Rosslyn Beeby, The Canberra Times
The world's most carbon-dense forests are not in the tropics, but in a protected mountain catchment that supplies Melbourne's drinking water, new research shows.
A five-year study by the Australian National University of more than 130 forest sites around the world found these wet mountain ash forests just over an hour's drive from the Melbourne Cricket Ground store twice the amount of carbon as a tropical rainforest.
The cool, moist temperate forests of the O'Shannassy catchment, which includes the headwaters of the Yarra River, store just under 2000 tonnes of carbon a hectare in their giant 300-year-old mountain ash eucalypts, lush understorey vegetation such as tree ferns, and in dead wood on the forest floor. But as the trees age, the figure rises, with trees more than 250 years old boosting the carbon sink capacity to just over 2800t a hectare.
The unexpected findings, published online today in a National Academy of Sciences journal in the United States, have critical implications for climate policy in the lead-up to the United Nations climate conference to be held in Copenhagen later this year.

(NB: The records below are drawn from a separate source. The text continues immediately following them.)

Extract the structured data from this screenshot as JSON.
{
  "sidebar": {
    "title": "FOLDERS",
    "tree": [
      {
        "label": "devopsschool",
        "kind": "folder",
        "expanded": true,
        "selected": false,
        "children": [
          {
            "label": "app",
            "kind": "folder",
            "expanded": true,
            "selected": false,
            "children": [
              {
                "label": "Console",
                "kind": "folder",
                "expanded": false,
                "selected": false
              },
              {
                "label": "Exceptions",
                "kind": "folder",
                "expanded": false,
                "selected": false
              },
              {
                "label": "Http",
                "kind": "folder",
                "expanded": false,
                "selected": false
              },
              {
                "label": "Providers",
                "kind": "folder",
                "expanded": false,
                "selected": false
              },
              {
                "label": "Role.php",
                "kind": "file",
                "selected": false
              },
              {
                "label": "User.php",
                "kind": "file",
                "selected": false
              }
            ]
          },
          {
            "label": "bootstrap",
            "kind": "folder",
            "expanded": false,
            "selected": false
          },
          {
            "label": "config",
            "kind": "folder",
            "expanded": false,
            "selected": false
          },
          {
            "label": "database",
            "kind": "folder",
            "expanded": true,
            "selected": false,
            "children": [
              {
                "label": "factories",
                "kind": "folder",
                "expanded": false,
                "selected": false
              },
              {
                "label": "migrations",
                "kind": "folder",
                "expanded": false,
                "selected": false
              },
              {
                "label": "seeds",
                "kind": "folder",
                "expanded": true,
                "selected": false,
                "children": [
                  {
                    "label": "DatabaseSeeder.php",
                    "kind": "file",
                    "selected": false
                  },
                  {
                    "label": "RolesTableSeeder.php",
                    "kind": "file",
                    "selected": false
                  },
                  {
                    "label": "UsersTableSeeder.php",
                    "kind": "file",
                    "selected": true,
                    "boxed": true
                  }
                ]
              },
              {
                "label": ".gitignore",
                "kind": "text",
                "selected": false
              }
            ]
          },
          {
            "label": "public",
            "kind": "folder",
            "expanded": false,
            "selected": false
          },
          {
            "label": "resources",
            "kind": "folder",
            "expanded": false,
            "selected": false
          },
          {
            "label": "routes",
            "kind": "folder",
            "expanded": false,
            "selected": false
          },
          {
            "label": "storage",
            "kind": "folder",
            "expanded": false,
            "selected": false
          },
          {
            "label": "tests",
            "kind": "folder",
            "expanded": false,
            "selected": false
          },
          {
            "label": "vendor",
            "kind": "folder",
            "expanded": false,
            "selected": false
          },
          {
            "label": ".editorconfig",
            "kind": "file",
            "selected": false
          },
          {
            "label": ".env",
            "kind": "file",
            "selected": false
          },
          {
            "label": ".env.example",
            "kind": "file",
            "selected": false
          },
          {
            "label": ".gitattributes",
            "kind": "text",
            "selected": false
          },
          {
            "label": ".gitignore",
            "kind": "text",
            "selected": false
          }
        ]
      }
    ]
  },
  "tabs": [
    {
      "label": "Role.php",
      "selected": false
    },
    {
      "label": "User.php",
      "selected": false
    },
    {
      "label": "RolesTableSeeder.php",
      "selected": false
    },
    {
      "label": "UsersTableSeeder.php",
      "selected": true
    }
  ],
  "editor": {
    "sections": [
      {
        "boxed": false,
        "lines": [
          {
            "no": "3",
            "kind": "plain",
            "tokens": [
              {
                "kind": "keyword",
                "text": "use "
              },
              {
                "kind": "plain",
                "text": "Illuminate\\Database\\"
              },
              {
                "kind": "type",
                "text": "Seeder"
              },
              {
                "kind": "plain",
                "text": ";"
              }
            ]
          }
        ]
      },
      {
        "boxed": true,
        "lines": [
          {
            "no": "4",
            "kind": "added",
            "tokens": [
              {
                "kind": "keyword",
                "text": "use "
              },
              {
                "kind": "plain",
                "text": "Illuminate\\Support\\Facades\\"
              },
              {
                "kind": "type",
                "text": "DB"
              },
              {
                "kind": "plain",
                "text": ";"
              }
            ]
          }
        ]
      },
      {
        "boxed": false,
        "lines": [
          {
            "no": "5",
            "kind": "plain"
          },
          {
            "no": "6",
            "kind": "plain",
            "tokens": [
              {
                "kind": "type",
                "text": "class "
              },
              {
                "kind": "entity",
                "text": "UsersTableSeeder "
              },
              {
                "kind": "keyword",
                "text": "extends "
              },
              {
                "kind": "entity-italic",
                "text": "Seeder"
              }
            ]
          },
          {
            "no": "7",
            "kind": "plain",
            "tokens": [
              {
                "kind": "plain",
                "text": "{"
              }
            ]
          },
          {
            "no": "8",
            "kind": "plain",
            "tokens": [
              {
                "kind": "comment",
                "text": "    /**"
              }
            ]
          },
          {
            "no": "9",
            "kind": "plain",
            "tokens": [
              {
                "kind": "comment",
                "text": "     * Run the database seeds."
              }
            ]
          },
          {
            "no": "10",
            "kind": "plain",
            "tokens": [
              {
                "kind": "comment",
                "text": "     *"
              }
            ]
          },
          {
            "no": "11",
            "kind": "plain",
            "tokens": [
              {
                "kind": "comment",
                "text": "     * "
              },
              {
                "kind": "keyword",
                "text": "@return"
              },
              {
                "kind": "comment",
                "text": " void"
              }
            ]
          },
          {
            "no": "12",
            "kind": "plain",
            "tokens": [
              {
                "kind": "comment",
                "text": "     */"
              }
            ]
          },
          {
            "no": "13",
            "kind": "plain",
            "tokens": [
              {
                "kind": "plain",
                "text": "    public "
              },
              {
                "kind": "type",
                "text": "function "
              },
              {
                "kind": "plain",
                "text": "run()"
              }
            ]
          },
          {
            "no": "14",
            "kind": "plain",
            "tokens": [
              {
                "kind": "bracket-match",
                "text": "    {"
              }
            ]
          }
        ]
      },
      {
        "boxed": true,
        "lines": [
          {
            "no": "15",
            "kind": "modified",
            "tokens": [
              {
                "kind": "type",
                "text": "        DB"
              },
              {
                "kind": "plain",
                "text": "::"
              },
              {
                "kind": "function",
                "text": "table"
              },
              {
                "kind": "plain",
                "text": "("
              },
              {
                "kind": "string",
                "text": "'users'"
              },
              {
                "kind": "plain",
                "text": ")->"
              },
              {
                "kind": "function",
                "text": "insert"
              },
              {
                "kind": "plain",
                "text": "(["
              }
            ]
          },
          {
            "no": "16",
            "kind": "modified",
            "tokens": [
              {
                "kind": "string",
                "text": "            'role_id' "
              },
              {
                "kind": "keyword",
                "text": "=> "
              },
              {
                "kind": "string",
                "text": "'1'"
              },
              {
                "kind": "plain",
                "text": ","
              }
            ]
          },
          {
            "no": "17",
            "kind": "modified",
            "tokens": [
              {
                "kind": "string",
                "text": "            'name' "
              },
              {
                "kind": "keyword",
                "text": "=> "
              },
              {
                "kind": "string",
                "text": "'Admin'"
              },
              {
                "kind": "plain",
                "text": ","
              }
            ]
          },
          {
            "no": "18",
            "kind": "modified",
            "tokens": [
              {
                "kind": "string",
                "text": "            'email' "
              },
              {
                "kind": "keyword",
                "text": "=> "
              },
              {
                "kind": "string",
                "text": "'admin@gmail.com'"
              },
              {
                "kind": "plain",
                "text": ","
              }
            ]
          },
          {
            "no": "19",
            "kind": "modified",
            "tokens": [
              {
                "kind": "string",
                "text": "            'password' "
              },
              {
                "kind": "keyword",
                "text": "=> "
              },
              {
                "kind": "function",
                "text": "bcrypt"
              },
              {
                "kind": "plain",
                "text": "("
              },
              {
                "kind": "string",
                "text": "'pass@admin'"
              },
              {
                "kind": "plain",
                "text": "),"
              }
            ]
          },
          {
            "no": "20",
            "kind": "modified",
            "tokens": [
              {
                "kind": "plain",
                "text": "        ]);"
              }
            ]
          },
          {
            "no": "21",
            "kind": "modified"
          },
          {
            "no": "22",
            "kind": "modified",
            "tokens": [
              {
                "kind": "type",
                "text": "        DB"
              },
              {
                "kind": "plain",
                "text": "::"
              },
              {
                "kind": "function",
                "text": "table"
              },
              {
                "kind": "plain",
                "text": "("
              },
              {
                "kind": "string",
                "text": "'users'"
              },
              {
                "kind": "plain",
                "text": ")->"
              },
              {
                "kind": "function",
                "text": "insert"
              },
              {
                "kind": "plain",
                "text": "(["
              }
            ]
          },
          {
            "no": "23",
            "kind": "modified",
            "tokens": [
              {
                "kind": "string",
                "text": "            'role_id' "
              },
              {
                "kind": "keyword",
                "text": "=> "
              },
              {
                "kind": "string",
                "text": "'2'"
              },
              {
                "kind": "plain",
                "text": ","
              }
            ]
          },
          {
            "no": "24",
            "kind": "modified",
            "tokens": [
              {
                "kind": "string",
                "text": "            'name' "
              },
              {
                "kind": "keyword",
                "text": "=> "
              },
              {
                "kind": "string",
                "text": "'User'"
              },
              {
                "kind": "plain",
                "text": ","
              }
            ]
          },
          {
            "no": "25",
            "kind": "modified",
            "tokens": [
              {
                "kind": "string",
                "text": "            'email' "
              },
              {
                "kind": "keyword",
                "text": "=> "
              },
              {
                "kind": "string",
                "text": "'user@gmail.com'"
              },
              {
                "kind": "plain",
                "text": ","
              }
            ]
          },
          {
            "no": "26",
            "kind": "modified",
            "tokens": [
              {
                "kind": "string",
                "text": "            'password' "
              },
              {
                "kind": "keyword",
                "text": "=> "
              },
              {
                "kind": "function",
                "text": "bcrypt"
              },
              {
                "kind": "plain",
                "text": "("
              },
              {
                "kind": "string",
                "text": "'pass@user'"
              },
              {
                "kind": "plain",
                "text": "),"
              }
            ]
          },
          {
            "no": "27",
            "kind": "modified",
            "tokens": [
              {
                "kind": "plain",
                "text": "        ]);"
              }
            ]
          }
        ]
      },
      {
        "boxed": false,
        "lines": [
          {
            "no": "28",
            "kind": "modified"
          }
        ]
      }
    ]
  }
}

The research paper, by ANU ecologists Heather Keith, Professor Brendan Mackey and Professor David Lindenmayer, over-turns conventional theories on the role of forests in carbon accounting.
Professor Mackey said, ''It identifies a gap in climate change policy that Australia needs to address.
''There has been a lot of talk about the need to address tropical deforestation in developing countries, but these results show we must start by recognising the carbon benefits to be gained from protecting our native forests,'' he said."